Wszyscy, bez względu na stan odporności, jesteśmy narażeni na zakażenie wirusem grypy. Odporne na grypę są jedynie osoby, które się przeciwko niej zaszczepią – mówi dr Barbara Joanna Bałan.
Eksperci podkreślają, że coroczne szczepienie na grypę wzmacnia odporność, znacząco redukuje ryzyko zachorowania, lecz przede wszystkim zabezpiecza przed groźnymi powikłaniami (np. zmniejsza ryzyko zawału serca o 67 proc., a udaru mózgu o 55 proc.).
W tym kontekście warto wiedzieć, że człowieka atakują dwa typy wirusów grypy: A lub B. Niestety, wirusy te ciągle się zmieniają, przez co każdego roku mamy do czynienia z nowymi ich wariantami. W efekcie, tak naprawdę nigdy nie wiadomo, który konkretnie typ i wariant wirusa będzie dominował w danym sezonie grypowym.

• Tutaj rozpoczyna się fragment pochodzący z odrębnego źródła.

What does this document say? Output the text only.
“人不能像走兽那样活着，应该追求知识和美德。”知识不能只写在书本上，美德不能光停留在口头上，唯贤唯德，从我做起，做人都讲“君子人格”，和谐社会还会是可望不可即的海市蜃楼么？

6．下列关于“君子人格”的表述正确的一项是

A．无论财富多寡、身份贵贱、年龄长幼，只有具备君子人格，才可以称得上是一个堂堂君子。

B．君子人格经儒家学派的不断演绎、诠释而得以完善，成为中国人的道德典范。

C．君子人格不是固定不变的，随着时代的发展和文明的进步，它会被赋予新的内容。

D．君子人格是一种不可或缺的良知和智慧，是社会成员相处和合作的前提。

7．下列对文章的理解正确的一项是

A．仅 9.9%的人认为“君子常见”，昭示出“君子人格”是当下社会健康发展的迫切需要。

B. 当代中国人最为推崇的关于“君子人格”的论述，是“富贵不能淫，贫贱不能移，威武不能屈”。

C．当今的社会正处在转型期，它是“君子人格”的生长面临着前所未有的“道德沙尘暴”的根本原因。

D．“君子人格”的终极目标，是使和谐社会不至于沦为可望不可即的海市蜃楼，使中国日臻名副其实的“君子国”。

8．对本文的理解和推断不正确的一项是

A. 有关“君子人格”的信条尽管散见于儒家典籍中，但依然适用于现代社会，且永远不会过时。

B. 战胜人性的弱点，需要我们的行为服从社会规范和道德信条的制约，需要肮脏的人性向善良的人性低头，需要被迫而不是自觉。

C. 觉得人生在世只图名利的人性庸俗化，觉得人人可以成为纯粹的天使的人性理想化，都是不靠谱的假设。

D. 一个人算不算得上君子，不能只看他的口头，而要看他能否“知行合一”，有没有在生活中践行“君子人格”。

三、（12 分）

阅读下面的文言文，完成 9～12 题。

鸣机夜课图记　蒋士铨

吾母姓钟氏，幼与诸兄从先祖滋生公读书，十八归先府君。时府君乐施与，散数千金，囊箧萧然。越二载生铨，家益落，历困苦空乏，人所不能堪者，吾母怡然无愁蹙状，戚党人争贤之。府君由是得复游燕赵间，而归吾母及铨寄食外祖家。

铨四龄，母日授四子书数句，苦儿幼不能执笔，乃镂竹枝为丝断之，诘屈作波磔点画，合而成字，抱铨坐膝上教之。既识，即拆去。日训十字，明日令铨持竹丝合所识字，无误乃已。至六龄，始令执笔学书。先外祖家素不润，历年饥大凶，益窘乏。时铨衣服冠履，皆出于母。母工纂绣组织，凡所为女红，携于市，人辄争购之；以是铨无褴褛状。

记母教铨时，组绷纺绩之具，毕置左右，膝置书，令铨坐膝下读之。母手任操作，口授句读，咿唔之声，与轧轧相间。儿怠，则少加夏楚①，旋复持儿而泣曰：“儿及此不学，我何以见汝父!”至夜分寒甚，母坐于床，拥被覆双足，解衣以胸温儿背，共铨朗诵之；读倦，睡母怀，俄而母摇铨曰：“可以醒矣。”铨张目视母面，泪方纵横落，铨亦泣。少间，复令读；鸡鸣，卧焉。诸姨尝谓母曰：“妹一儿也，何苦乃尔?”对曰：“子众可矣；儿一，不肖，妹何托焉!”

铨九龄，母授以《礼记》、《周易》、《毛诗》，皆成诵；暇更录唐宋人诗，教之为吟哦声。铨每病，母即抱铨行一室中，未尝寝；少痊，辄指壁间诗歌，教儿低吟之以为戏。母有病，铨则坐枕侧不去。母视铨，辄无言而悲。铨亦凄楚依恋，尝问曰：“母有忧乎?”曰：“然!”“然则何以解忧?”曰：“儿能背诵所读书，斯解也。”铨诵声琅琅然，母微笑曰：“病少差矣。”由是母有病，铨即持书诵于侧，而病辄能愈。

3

– Wirus grypy jest podstępny, nieprzewidywalny, ponieważ ciągle mutuje i ewoluuje. Pod tym względem ma nad nami pewną przewagę. Dlatego szczepionki na grypę zawierają więcej niż jeden typ wirusa i stale wzbogaca się ich skład. Każdego roku wytwarzana jest nowa szczepionka, która ma za zadanie chronić nas podczas najbliższego sezonu grypowego – wyjaśnia prof. Adam Antczak.
Eksperci podkreślają, że w bieżącym sezonie grypowym, w polskich aptekach i placówkach służby zdrowia dostępne są rekomendowane przez Światową Organizację Zdrowia (WHO), bardzo skuteczne szczepionki czterowalentne, a więc w praktyce składające się z czterech różnych szczepionek (przeciwko różnym wariantom wirusów grypy, zarówno typu A jak i B).